OK I see. But if those are removed, then the mapping coordinates will change, right? And that will give bad results when I call uncalled pafstats?

I am also having a few queries about pafstats.

  1. Does it handle supplementary and secondary alignments in the truthset?
  2. What minimap2 parameters will you recommend to generate the truthset? I am thinking of doing minimap2 -c -x map-ont ref.fa reads.fastq --secondary=no > ref.paf
skovaka commented 2 years ago

Yes, unfortunately that will cause incorrect pafstats results, unless you realign the basecalled reads to the modified reference.

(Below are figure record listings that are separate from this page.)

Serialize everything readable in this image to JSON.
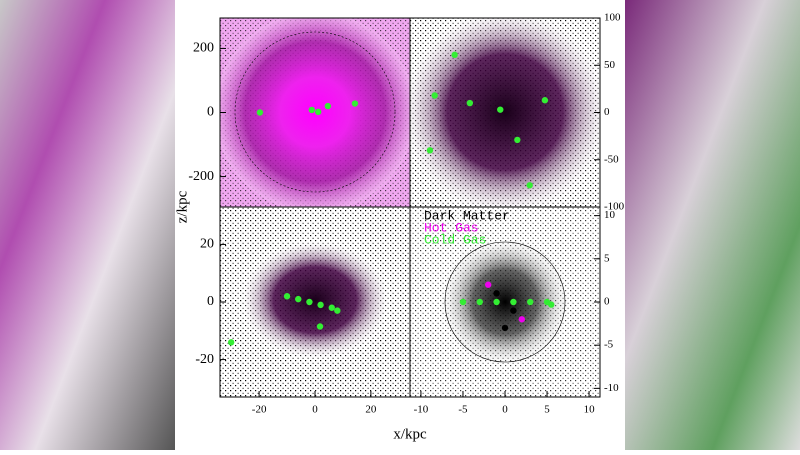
{
  "figure": {
    "xlabel": "x/kpc",
    "ylabel": "z/kpc"
  },
  "chart_data": [
    {
      "type": "scatter",
      "xlim": [
        -295,
        295
      ],
      "ylim": [
        -295,
        295
      ],
      "yticks": [
        -200,
        0,
        200
      ],
      "series": [
        {
          "color": "#33ee33",
          "x": [
            -171,
            -10,
            10,
            124,
            40
          ],
          "values": [
            0,
            8,
            2,
            28,
            20
          ]
        }
      ]
    },
    {
      "type": "scatter",
      "xlim": [
        -100,
        100
      ],
      "ylim": [
        -100,
        100
      ],
      "yticks": [
        -100,
        -50,
        0,
        50,
        100
      ],
      "series": [
        {
          "color": "#33ee33",
          "x": [
            -5,
            13,
            -37,
            -74,
            -53,
            42,
            -79,
            26
          ],
          "values": [
            3,
            -29,
            10,
            18,
            61,
            13,
            -40,
            -77
          ]
        }
      ]
    },
    {
      "type": "scatter",
      "xlim": [
        -34,
        34
      ],
      "ylim": [
        -33,
        33
      ],
      "xticks": [
        -20,
        0,
        20
      ],
      "yticks": [
        -20,
        0,
        20
      ],
      "series": [
        {
          "color": "#33ee33",
          "x": [
            -10,
            -6,
            -2,
            2,
            6,
            8,
            1.8,
            -30
          ],
          "values": [
            2,
            1,
            0,
            -1,
            -2,
            -3,
            -8.5,
            -14
          ]
        }
      ]
    },
    {
      "type": "scatter",
      "xlim": [
        -11.3,
        11.3
      ],
      "ylim": [
        -11,
        11
      ],
      "xticks": [
        -10,
        -5,
        0,
        5,
        10
      ],
      "yticks": [
        -10,
        -5,
        0,
        5,
        10
      ],
      "series": [
        {
          "name": "Dark Matter",
          "color": "#000000",
          "x": [
            -1,
            1,
            0
          ],
          "values": [
            1,
            -1,
            -3
          ]
        },
        {
          "name": "Hot Gas",
          "color": "#ee00ee",
          "x": [
            -2,
            2
          ],
          "values": [
            2,
            -2
          ]
        },
        {
          "name": "Cold Gas",
          "color": "#33ee33",
          "x": [
            -5,
            -3,
            -1,
            1,
            3,
            5,
            5.5
          ],
          "values": [
            0,
            0,
            0,
            0,
            0,
            0,
            -0.3
          ]
        }
      ]
    }
  ]
}
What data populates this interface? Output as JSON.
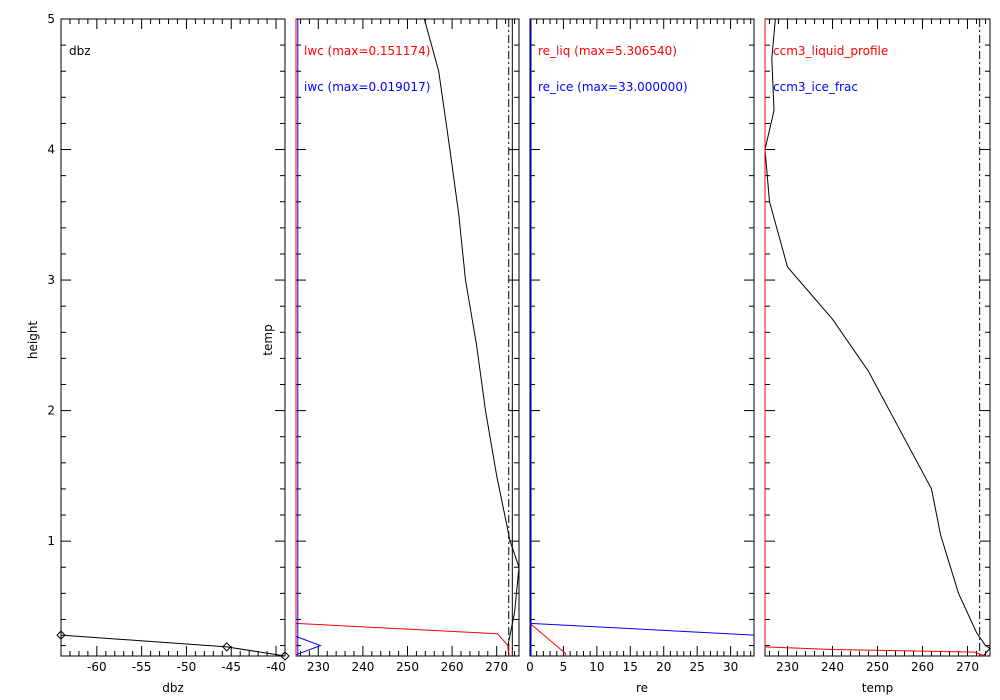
{
  "chart_data": [
    {
      "type": "line",
      "panel": "dbz",
      "xlabel": "dbz",
      "ylabel": "height",
      "xlim": [
        -64,
        -39
      ],
      "ylim": [
        0.12,
        5.0
      ],
      "x_ticks": [
        "-60",
        "-55",
        "-50",
        "-45",
        "-40"
      ],
      "x_tick_values": [
        -60,
        -55,
        -50,
        -45,
        -40
      ],
      "y_ticks": [
        "1",
        "2",
        "3",
        "4",
        "5"
      ],
      "y_tick_values": [
        1,
        2,
        3,
        4,
        5
      ],
      "labels": [
        {
          "text": "dbz",
          "color": "#000000"
        }
      ],
      "series": [
        {
          "color": "#000000",
          "markers": true,
          "points": [
            [
              -64,
              0.28
            ],
            [
              -45.5,
              0.19
            ],
            [
              -39,
              0.12
            ]
          ]
        }
      ]
    },
    {
      "type": "line",
      "panel": "lwc_iwc",
      "xlabel": "",
      "ylabel": "temp",
      "xlim": [
        225,
        275
      ],
      "ylim": [
        0.12,
        5.0
      ],
      "x_ticks": [
        "230",
        "240",
        "250",
        "260",
        "270"
      ],
      "x_tick_values": [
        230,
        240,
        250,
        260,
        270
      ],
      "labels": [
        {
          "text": "lwc (max=0.151174)",
          "color": "#ff0000"
        },
        {
          "text": "iwc (max=0.019017)",
          "color": "#0000ff"
        }
      ],
      "reference_lines": [
        {
          "x": 272.7,
          "style": "dashdot",
          "color": "#000000"
        },
        {
          "x": 273.5,
          "style": "solid",
          "color": "#000000"
        }
      ],
      "series": [
        {
          "color": "#000000",
          "points": [
            [
              253.8,
              5.0
            ],
            [
              257,
              4.6
            ],
            [
              259.5,
              4.0
            ],
            [
              261.5,
              3.5
            ],
            [
              263,
              3.0
            ],
            [
              265.5,
              2.5
            ],
            [
              267.5,
              2.0
            ],
            [
              270,
              1.5
            ],
            [
              273,
              1.0
            ],
            [
              275,
              0.8
            ],
            [
              274,
              0.45
            ],
            [
              272.5,
              0.2
            ],
            [
              272.7,
              0.12
            ]
          ]
        },
        {
          "color": "#ff0000",
          "points": [
            [
              225,
              0.37
            ],
            [
              270.2,
              0.29
            ],
            [
              272.5,
              0.2
            ],
            [
              272.8,
              0.12
            ]
          ]
        },
        {
          "color": "#0000ff",
          "points": [
            [
              225,
              0.12
            ],
            [
              225,
              0.27
            ],
            [
              230.5,
              0.2
            ],
            [
              225,
              0.13
            ]
          ]
        },
        {
          "color": "#ff0000",
          "points": [
            [
              225,
              0.12
            ],
            [
              225,
              5.0
            ]
          ]
        },
        {
          "color": "#0000ff",
          "points": [
            [
              225.4,
              0.12
            ],
            [
              225.4,
              5.0
            ]
          ]
        }
      ]
    },
    {
      "type": "line",
      "panel": "re",
      "xlabel": "re",
      "ylabel": "",
      "xlim": [
        0,
        33.5
      ],
      "ylim": [
        0.12,
        5.0
      ],
      "x_ticks": [
        "0",
        "5",
        "10",
        "15",
        "20",
        "25",
        "30"
      ],
      "x_tick_values": [
        0,
        5,
        10,
        15,
        20,
        25,
        30
      ],
      "labels": [
        {
          "text": "re_liq (max=5.306540)",
          "color": "#ff0000"
        },
        {
          "text": "re_ice (max=33.000000)",
          "color": "#0000ff"
        }
      ],
      "series": [
        {
          "color": "#0000ff",
          "points": [
            [
              0,
              0.37
            ],
            [
              33.5,
              0.28
            ]
          ]
        },
        {
          "color": "#ff0000",
          "points": [
            [
              0,
              0.37
            ],
            [
              5.3,
              0.14
            ],
            [
              5.3,
              0.12
            ]
          ]
        },
        {
          "color": "#0000ff",
          "points": [
            [
              0.15,
              0.12
            ],
            [
              0.15,
              5.0
            ]
          ]
        }
      ]
    },
    {
      "type": "line",
      "panel": "ccm3",
      "xlabel": "temp",
      "ylabel": "",
      "xlim": [
        225,
        275
      ],
      "ylim": [
        0.12,
        5.0
      ],
      "x_ticks": [
        "230",
        "240",
        "250",
        "260",
        "270"
      ],
      "x_tick_values": [
        230,
        240,
        250,
        260,
        270
      ],
      "labels": [
        {
          "text": "ccm3_liquid_profile",
          "color": "#ff0000"
        },
        {
          "text": "ccm3_ice_frac",
          "color": "#0000ff"
        }
      ],
      "reference_lines": [
        {
          "x": 272.7,
          "style": "dashdot",
          "color": "#000000"
        }
      ],
      "series": [
        {
          "color": "#000000",
          "points": [
            [
              227.3,
              5.0
            ],
            [
              226.5,
              4.7
            ],
            [
              227,
              4.3
            ],
            [
              225,
              4.0
            ],
            [
              226,
              3.6
            ],
            [
              230,
              3.1
            ],
            [
              240,
              2.7
            ],
            [
              248,
              2.3
            ],
            [
              255,
              1.85
            ],
            [
              262,
              1.4
            ],
            [
              264,
              1.05
            ],
            [
              268,
              0.6
            ],
            [
              272,
              0.3
            ],
            [
              274,
              0.2
            ],
            [
              275,
              0.18
            ],
            [
              273.5,
              0.12
            ]
          ]
        },
        {
          "color": "#ff0000",
          "points": [
            [
              225,
              5.0
            ],
            [
              225,
              0.19
            ],
            [
              240,
              0.17
            ],
            [
              271.5,
              0.15
            ],
            [
              274,
              0.12
            ]
          ]
        }
      ]
    }
  ]
}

Sorry, I know that's not ideal. I will work on a better solution.

We do consider supplementary alignments. We count an alignment as "true" if it matches any alignment in the truth set. We only used default parameters besides "-x map-ont". "-c" isn't required since we only consider the endpoints, and neither is "--secondary=no".